Yes, there was that one time a table of drunk male clients shoved $20 bills in my hand, ordered Jager shots and laughed as their friend motorboated me right in the boobs (and the all-male managerial staff did nothing). But if my income hadn’t have been dependent upon their approval of me, I would have tossed them out of the restaurant myself.

I just want to be rich enough to afford to work as a server again, I remember thinking on my Virgin Islands trip. I could still pitch stories to editors and write on my days off like I do now with a full-time job, and if they didn’t want to cover my research trips I could just say “to hell with it” and do it myself (comfortably, without getting sweaty palms on the plane).

As it turns out, Investopedia has a definition for this kind of “FIRE”:

Barista FIRE: refers to followers who have quit their traditional 9-to-5 job but still employ some form of part-time work to cover current expenses that would otherwise erode their retirement fund

The benefits of financial independence

Most importantly, financial independence includes having the resources to handle life’s ups and downs without scrimping, sacrificing, or going deeply into debt.

When I have children (hopefully starting in about four or five years), I want to be well-prepared enough that I could take time off if my kid gets sick without it cutting into my ability to retire.

And what about life’s passions? As a multipassionate person, I would not put it past me to want to drop $50,000 on a Ph.D. at age 55 while putting two kids through college — I mean, isn’t learning implicitly valuable? I think so, and I’d like to be in a financial position that allows for continued learning, whether via an academic degree or by simply tinkering with projects that don’t necessarily need to pay my bills.

As many learned during the coronavirus pandemic, jobs come and go (especially in blue-collar and creative industries). Though the world is full of talented, skillful and enthusiastic workers, the people at the top unfortunately face difficult decisions and often have to let us go. (And let’s not even start with how capitalism’s scarcity mentality puts profit above most human interests.)

Like many Americans, I watched my parents deal with layoffs and restructuring. I watched my mother pivot endlessly to learn new skills to stay relevant in the job market while keeping up with the demands of new technology, budget cuts and more. I suffered while my father dealt with depression and anxiety that lasted for decades after he was ousted from his high-ranking VP position that he’d worked his way up to from an entry-level sales gig.

I’m not here to say that people can’t be satisfied with a 9-to-5 job. I happen to have one right now that is fulfilling and challenging in all the right ways. If things never changed, I could see myself staying with it for the long haul.

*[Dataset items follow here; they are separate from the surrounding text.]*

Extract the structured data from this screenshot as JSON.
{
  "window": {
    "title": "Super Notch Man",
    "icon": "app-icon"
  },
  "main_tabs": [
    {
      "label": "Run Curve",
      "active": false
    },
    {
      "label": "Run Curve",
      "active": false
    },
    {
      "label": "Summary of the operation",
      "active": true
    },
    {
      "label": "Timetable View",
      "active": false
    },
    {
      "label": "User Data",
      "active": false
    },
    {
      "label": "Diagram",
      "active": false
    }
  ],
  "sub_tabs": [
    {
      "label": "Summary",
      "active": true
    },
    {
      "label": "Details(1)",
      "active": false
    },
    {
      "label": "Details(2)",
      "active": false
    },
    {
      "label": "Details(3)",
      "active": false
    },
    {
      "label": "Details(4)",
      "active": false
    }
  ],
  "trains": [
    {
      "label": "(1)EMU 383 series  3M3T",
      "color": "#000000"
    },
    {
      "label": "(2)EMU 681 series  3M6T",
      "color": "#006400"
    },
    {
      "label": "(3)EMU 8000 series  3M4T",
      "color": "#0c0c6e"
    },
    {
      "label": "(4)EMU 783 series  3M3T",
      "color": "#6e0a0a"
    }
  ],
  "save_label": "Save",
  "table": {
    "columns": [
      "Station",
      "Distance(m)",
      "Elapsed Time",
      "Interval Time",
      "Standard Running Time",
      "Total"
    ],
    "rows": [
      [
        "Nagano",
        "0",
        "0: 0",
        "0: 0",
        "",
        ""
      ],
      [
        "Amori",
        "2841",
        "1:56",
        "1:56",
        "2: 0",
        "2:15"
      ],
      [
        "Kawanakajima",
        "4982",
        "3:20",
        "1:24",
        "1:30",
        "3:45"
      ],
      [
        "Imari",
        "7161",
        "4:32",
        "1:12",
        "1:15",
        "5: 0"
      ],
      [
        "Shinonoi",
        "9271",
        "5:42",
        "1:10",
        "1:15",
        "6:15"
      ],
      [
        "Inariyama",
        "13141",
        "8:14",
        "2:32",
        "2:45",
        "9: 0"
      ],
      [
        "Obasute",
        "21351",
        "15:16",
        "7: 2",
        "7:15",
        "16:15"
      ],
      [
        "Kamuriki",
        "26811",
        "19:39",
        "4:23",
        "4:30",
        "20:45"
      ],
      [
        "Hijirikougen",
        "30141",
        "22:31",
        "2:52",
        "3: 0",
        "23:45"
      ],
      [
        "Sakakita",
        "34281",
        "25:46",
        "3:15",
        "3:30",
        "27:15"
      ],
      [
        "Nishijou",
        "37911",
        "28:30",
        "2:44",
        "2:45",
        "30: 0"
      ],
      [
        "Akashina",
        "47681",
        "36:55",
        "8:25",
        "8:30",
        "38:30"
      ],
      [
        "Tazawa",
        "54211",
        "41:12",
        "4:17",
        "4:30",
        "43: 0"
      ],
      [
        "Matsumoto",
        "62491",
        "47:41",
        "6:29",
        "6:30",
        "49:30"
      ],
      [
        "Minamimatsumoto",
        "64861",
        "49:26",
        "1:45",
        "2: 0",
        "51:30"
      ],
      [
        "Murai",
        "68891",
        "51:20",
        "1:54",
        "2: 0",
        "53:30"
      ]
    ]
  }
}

But things always change. I wasn’t always prepared in the past — I’m still paying off the student loans I took out from ages 22 to 27 when I went back to get my MA in creative writing (plus one semester of an MFA before the money anxiety became too much to bear).

It’s OK to make mistakes, learn from trial and error and pivot as you go along. That’s what most of us do because we are resilient. However, I now see the toll this takes on my mental, emotional and even physical health. Which is why I’ve decided to make financial independence my goal for the foreseeable future.

I don’t have a goal number yet, nor do I have a concrete plan. I have a basic outline, a year’s lease on a studio apartment, a steady 9-to-5, and endless ideas about where to start.